Zing Forum

Reading

amdv: A Lightweight Markdown Preview Tool Built for AI Agent Workflows

amdv is a Markdown previewer built on Tauri, designed specifically for AI Agent human-machine collaboration scenarios. It supports real-time refresh, interactive approval, and theme switching, enabling instant visual presentation of plan documents generated by Agents.

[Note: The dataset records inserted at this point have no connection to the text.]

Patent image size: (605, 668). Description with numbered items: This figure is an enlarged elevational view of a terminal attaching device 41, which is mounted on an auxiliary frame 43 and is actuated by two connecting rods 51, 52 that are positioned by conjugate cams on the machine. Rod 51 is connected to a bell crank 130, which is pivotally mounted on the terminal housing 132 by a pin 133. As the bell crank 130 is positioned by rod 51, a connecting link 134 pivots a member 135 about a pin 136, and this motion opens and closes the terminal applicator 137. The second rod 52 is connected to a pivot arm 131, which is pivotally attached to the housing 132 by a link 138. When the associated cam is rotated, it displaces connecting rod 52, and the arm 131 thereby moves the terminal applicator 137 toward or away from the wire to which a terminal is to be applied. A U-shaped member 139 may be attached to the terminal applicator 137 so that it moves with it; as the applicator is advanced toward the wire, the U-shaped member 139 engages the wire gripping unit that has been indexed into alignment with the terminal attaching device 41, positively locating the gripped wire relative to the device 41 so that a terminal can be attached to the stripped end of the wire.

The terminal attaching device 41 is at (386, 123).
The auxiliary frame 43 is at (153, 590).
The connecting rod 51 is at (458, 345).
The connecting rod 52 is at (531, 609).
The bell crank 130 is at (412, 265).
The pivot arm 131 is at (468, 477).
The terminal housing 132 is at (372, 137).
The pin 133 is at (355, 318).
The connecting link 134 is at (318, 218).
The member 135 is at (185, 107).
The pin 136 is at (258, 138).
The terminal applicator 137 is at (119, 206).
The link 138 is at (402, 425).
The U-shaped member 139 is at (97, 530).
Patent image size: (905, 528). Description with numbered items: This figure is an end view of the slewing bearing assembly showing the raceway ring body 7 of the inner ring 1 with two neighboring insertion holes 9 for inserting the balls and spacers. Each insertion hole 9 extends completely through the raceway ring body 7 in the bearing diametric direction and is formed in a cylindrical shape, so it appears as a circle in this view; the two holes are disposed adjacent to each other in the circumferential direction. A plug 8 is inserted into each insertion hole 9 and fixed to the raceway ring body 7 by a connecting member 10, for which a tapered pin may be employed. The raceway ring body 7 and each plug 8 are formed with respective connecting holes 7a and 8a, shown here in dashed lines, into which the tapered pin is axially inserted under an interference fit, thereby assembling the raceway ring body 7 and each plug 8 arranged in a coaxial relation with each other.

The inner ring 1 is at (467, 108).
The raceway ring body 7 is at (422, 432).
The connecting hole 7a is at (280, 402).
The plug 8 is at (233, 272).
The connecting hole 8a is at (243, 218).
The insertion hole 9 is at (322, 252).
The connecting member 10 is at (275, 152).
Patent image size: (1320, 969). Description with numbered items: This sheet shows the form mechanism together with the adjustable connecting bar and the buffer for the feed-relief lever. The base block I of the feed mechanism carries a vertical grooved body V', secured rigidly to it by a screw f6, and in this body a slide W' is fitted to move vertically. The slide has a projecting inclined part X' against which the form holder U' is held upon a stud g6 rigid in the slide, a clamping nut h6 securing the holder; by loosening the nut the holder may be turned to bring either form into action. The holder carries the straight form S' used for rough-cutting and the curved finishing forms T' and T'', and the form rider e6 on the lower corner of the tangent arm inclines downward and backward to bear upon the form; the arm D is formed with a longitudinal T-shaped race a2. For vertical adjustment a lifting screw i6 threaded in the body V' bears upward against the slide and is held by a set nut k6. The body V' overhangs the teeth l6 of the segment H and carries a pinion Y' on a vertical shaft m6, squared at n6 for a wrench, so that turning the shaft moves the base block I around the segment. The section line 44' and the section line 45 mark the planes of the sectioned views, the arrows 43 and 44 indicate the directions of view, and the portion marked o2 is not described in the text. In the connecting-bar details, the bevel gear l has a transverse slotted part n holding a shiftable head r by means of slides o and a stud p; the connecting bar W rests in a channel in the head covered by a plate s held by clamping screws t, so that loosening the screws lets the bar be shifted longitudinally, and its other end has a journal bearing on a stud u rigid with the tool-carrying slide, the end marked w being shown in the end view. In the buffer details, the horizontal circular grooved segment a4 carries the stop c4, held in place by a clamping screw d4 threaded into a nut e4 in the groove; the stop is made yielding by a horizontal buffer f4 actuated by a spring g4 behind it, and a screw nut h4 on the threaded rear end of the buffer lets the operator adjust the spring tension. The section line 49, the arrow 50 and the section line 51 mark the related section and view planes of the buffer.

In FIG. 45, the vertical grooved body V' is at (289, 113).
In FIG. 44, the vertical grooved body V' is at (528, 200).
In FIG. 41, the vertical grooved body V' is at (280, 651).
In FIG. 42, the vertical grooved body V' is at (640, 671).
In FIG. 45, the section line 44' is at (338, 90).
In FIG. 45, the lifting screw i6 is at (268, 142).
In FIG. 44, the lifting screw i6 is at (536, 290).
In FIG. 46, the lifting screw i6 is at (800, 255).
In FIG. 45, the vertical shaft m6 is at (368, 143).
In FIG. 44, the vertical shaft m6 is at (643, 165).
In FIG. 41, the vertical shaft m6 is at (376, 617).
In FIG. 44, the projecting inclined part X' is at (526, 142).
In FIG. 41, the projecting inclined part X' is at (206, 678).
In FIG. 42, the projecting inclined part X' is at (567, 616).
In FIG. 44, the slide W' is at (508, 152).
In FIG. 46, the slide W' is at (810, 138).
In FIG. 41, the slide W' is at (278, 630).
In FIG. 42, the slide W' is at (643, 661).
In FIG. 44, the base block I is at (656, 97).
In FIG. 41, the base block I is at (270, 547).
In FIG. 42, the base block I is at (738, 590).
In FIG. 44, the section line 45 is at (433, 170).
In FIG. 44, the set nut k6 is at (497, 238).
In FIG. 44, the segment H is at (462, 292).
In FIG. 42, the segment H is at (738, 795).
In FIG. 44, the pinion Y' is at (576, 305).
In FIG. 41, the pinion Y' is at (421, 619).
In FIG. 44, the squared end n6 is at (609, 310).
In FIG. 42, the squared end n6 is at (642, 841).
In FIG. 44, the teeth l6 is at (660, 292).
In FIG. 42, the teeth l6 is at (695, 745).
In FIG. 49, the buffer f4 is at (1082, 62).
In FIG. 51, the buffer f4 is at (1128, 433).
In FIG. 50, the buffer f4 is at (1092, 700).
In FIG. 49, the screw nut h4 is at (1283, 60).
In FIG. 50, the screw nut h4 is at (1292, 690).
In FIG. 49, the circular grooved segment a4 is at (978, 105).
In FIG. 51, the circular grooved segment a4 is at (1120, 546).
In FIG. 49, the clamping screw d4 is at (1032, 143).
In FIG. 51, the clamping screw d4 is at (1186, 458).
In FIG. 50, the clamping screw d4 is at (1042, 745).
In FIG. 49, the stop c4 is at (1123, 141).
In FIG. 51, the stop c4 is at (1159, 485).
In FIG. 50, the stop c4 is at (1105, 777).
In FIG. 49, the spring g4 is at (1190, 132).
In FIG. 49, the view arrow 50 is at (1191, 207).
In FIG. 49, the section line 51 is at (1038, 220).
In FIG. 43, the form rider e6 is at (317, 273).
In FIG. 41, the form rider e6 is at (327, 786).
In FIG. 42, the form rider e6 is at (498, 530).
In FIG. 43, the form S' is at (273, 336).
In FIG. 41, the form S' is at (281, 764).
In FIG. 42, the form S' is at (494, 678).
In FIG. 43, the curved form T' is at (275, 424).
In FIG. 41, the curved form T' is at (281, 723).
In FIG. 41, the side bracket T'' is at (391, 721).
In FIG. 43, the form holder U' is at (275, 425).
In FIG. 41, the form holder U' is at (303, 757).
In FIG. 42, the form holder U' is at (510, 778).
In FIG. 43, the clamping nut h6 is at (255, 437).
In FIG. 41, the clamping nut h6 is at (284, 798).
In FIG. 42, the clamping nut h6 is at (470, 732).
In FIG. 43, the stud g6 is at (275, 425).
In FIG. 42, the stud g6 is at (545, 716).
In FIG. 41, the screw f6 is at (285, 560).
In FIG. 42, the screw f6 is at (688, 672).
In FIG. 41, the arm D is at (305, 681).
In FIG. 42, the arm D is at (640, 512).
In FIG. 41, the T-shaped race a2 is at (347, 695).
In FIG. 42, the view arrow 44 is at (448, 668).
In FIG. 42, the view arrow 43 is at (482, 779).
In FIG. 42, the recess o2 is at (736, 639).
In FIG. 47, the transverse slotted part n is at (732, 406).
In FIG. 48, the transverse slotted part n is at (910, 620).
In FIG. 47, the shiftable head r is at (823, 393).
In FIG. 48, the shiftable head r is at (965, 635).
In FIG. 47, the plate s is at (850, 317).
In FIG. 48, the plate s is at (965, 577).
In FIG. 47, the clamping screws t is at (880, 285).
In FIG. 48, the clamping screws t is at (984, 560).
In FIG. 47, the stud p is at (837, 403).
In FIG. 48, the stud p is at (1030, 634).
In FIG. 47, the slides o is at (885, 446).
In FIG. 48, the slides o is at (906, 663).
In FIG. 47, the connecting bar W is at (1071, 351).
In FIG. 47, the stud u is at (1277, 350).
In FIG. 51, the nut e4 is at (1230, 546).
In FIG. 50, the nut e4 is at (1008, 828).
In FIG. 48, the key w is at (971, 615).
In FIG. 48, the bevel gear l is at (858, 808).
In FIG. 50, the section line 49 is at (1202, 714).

MarkdownTauriAI AgentClaude Code预览工具人机协作RustTypeScript
Published 2026-04-19 09:45Recent activity 2026-04-19 09:51Estimated read 7 min
amdv: A Lightweight Markdown Preview Tool Built for AI Agent Workflows
1

Section 01

amdv: Introduction to the Lightweight Markdown Preview Tool for AI Agent Workflows

amdv is a Markdown previewer built on Tauri, designed specifically for AI Agent human-machine collaboration scenarios. It corely addresses the discontinuity issues of traditional Markdown viewing methods, supporting real-time refresh, interactive approval, and theme switching. It enables instant visual presentation of plan documents generated by Agents, facilitating an efficient human-machine collaboration loop.

2

Section 02

Document Visualization Needs and Pain Points in the Agent Era

As AI programming assistants like Claude Code and Cursor enter mainstream development workflows, an interaction model where Agents generate content and humans review and confirm has formed. Markdown has become the preferred format for Agents to output plans, documents, and reports. However, traditional methods have obvious discontinuities: plain text reading makes it hard to quickly grasp hierarchical structures; opening in a browser requires starting a local server or relying on online services; and the lack of instant preview feedback for generated plan documents interrupts the Agent workflow. amdv is exactly the tool created to fill this gap.

3

Section 03

Tauri Architecture: Advantages of Integrating Rust and Web Frontend

amdv chooses Tauri as its technical foundation, which has significant advantages over Electron: extremely low resource consumption (installation package is usually a few MB, runtime memory usage is much lower than Electron); native performance (Rust backend handles file IO and system calls with millisecond-level response latency); and secure sandbox (strict content security policy is enabled by default, so previewing Markdown containing script tags does not threaten the system).

4

Section 04

Core Features: Seamless Connection Between Generation and Preview

  • Basic Preview Mode: Quickly start preview via CLI command amdv ./plan.md. Due to Tauri's lightweight nature, the startup time is usually less than one second;
  • Interactive Approval Mode: The -i parameter launches an interactive interface, providing Accept/Reject buttons and a comment input box, enabling the collaboration loop of Agent proposal → human review → decision → Agent adjustment;
  • Real-time Refresh Mechanism: Listens to source file changes and automatically re-renders without manual restart, suitable for iterative plan revisions.
5

Section 05

Theme System: Personalized Reading Experience

amdv has 7 built-in preset themes (default-light, default-dark, purple/blue/green/red, red-light), and configurations are persistently stored in ~/.config/amdv/config.json. CLI commands support viewing available themes (--list-themes) and setting themes (--set-theme), and also provide an extension guide for CSS custom themes.

6

Section 06

Installation Methods and Claude Code Integration

  • Developer Installation: After cloning the repository, execute pnpm install to install dependencies, pnpm tauri dev to start development mode, and pnpm build to generate a production build;
  • End-user Installation: pnpm install:app automatically detects the system and completes installation;
  • Claude Code Integration: Copy skill/using-amdv to the Claude skill directory. Agents can automatically call the preview in scenarios like generating architecture designs or project plans.
7

Section 07

Layered Testing Ensures Tool Reliability

amdv adopts a layered testing architecture: unit tests verify the correctness of pure logic and data conversion; component tests isolate UI behaviors; integration tests verify process integrity; Rust tests cover CLI and backend logic; E2E tests simulate end-to-end operation based on Playwright. The layered strategy balances quick feedback for daily development and final guarantee before release.

8

Section 08

Typical Scenarios and Conclusion

Typical Usage Scenarios: 1. Code refactoring plan review (interactive preview for decision-making); 2. Multi-solution comparison (side-by-side preview for selection); 3. Instant document preview (real-time refresh for iterative modifications). Open Source and Conclusion: amdv is fully open source under the MIT license, focusing on key links in Agent workflows and filling gaps in the ecosystem. It is a practical component worth adding to the toolbox for AI programming assistant users.